The types of guarantees you have seen so far refer to the stream processor component only. In a real-word streaming architecture however, it is common to have several connected components. In the very simple case, there will be at least one source and one sink apart from the stream processor. End-to-end guarantees refer to result correctness across the data processing pipeline. To assess end-to-end guarantees, one has to consider all the components of an application pipeline. Each component provides its own guarantees and the end-to-end guarantee of the complete pipeline would be the weakest of each of its components. It is important to note that sometimes you can get stronger semantics with weaker guarantees. A common case is when a task performs idempotent operations, like maximum or minimum. In this case, you can achieve exactly-once semantics with at-least-once guarantees.

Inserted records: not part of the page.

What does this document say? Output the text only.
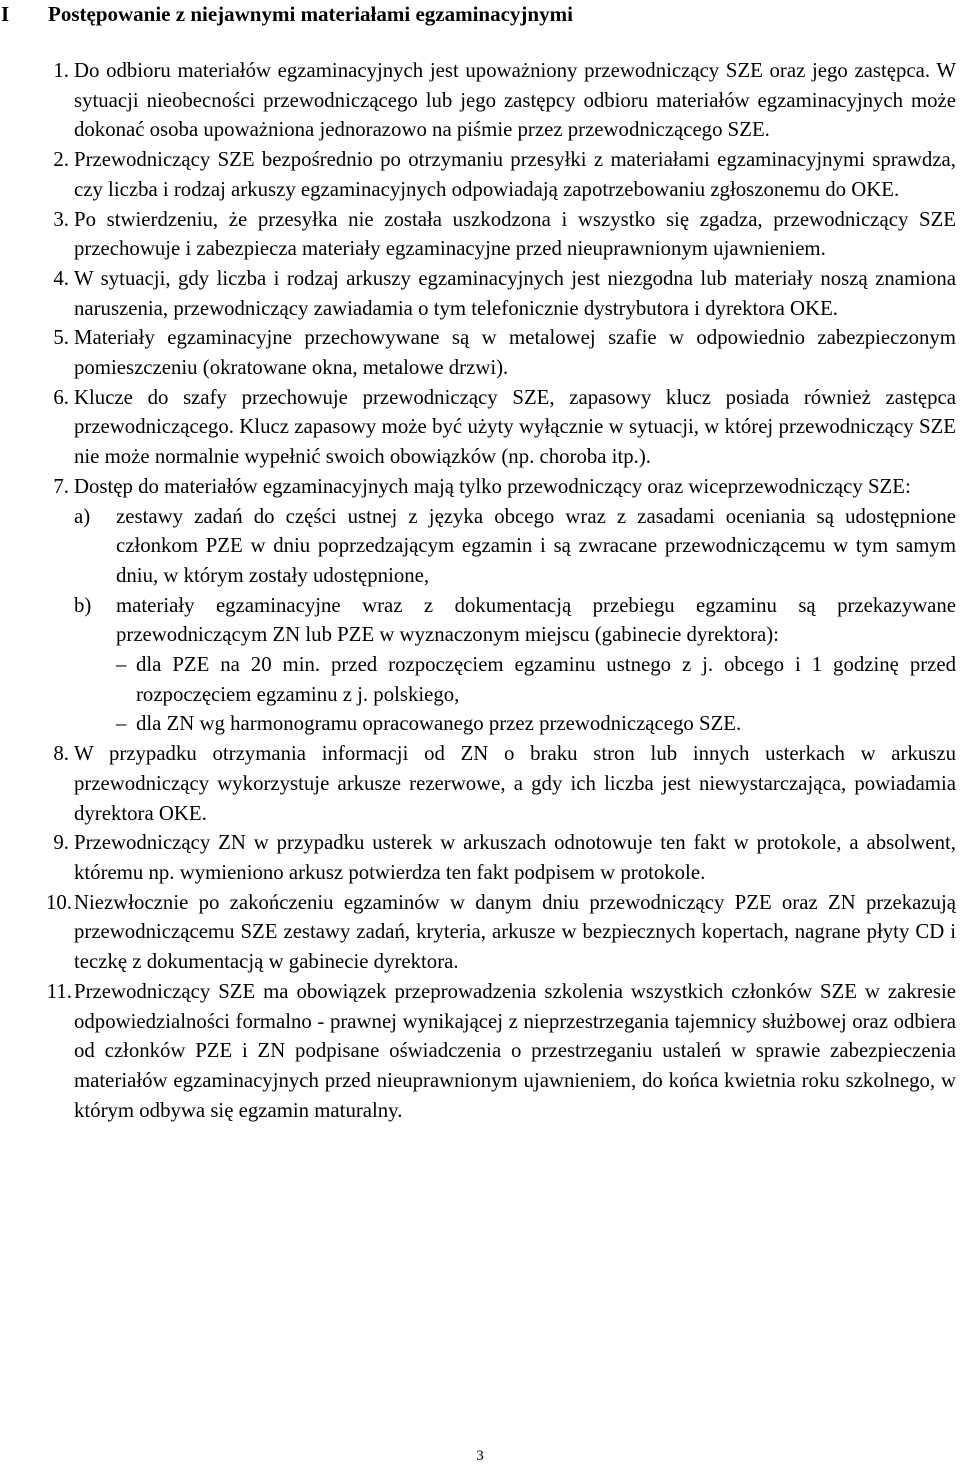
I Postępowanie z niejawnymi materiałami egzaminacyjnymi
1. Do odbioru materiałów egzaminacyjnych jest upoważniony przewodniczący SZE oraz jego zastępca. W sytuacji nieobecności przewodniczącego lub jego zastępcy odbioru materiałów egzaminacyjnych może dokonać osoba upoważniona jednorazowo na piśmie przez przewodniczącego SZE.
2. Przewodniczący SZE bezpośrednio po otrzymaniu przesyłki z materiałami egzaminacyjnymi sprawdza, czy liczba i rodzaj arkuszy egzaminacyjnych odpowiadają zapotrzebowaniu zgłoszonemu do OKE.
3. Po stwierdzeniu, że przesyłka nie została uszkodzona i wszystko się zgadza, przewodniczący SZE przechowuje i zabezpiecza materiały egzaminacyjne przed nieuprawnionym ujawnieniem.
4. W sytuacji, gdy liczba i rodzaj arkuszy egzaminacyjnych jest niezgodna lub materiały noszą znamiona naruszenia, przewodniczący zawiadamia o tym telefonicznie dystrybutora i dyrektora OKE.
5. Materiały egzaminacyjne przechowywane są w metalowej szafie w odpowiednio zabezpieczonym pomieszczeniu (okratowane okna, metalowe drzwi).
6. Klucze do szafy przechowuje przewodniczący SZE, zapasowy klucz posiada również zastępca przewodniczącego. Klucz zapasowy może być użyty wyłącznie w sytuacji, w której przewodniczący SZE nie może normalnie wypełnić swoich obowiązków (np. choroba itp.).
7. Dostęp do materiałów egzaminacyjnych mają tylko przewodniczący oraz wiceprzewodniczący SZE:
a) zestawy zadań do części ustnej z języka obcego wraz z zasadami oceniania są udostępnione członkom PZE w dniu poprzedzającym egzamin i są zwracane przewodniczącemu w tym samym dniu, w którym zostały udostępnione,
b) materiały egzaminacyjne wraz z dokumentacją przebiegu egzaminu są przekazywane przewodniczącym ZN lub PZE w wyznaczonym miejscu (gabinecie dyrektora):
– dla PZE na 20 min. przed rozpoczęciem egzaminu ustnego z j. obcego i 1 godzinę przed rozpoczęciem egzaminu z j. polskiego,
– dla ZN wg harmonogramu opracowanego przez przewodniczącego SZE.
8. W przypadku otrzymania informacji od ZN o braku stron lub innych usterkach w arkuszu przewodniczący wykorzystuje arkusze rezerwowe, a gdy ich liczba jest niewystarczająca, powiadamia dyrektora OKE.
9. Przewodniczący ZN w przypadku usterek w arkuszach odnotowuje ten fakt w protokole, a absolwent, któremu np. wymieniono arkusz potwierdza ten fakt podpisem w protokole.
10. Niezwłocznie po zakończeniu egzaminów w danym dniu przewodniczący PZE oraz ZN przekazują przewodniczącemu SZE zestawy zadań, kryteria, arkusze w bezpiecznych kopertach, nagrane płyty CD i teczkę z dokumentacją w gabinecie dyrektora.
11. Przewodniczący SZE ma obowiązek przeprowadzenia szkolenia wszystkich członków SZE w zakresie odpowiedzialności formalno - prawnej wynikającej z nieprzestrzegania tajemnicy służbowej oraz odbiera od członków PZE i ZN podpisane oświadczenia o przestrzeganiu ustaleń w sprawie zabezpieczenia materiałów egzaminacyjnych przed nieuprawnionym ujawnieniem, do końca kwietnia roku szkolnego, w którym odbywa się egzamin maturalny.
3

In this chapter, you have learned the fundamental concepts and ideas of data stream processing. You have seen the dataflow programming model and learned how streaming applications can be expressed as distributed dataflow graphs. Next, you have looked into the requirements of processing infinite streams in parallel and you have realized the importance of latency and throughput for stream applications. You have learned basic streaming operations and how you can compute meaningful results on unbounded input data using windows. You have wondered about the meaning of time in stream processing and you have compared the notions of event time and processing time. Finally, you have seen why state is important in streaming applications and how you can guard it against failures and guarantee correct results.
Up to this point, we have considered streaming concepts independently of Apache Flink. In the rest of this book, we are going to see how Flink actually implements these concepts and how you can use its DataStream APIs to write applications that use all of the features that we have introduced so far.